Selon les auteurs, cela pourrait limiter certains types d’inégalités scolaires, mais elle réduit aussi le choix pour les familles qui souhaitent orienter leurs enfants vers des parcours différents.
Des pistes de solutions
Le bulletin propose certaines avenues pour réduire les inégalités : améliorer le soutien financier aux étudiants, diversifier l’offre de programmes dans les antennes régionales des universités et cégeps, ou encore élargir la formation à distance.
Toutefois, le chercheur souligne que l’enjeu dépasse l’éducation puisque le marché du travail influence aussi le choix des étudiants.
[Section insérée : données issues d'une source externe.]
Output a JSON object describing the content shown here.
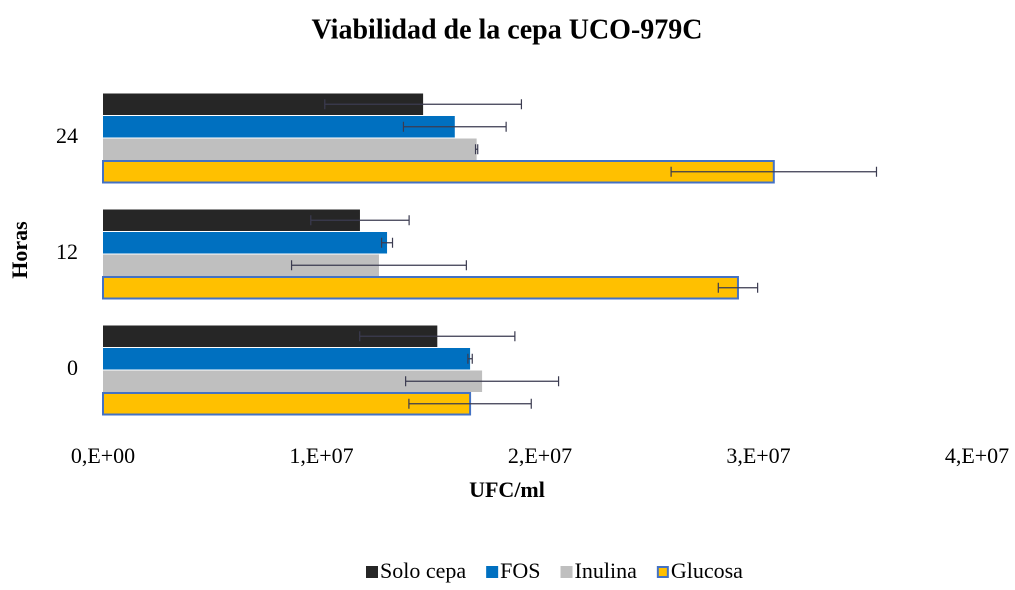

« Un jeune qui veut rester dans sa région, peut-être que son projet d’études, ça va être plus un projet de DEP ou de DEC pour aller acquérir une formation pour laquelle il y a de la demande locale. On voit que sur la Côte-Nord, la formation professionnelle est assez populaire. Il y a quand même un lien avec les choix que prennent les jeunes. »
Le Bulletin de l’égalité des chances en éducation est conçu pour servir d’outil aux décideurs, aux établissements scolaires et aux organismes régionaux. Pour la première fois, il présente des données détaillées par région, ce qui permet de mieux cibler les besoins locaux.
Les résultats seront présentés lors d’un webinaire le 25 septembre, réunissant des intervenants de différentes régions du Québec.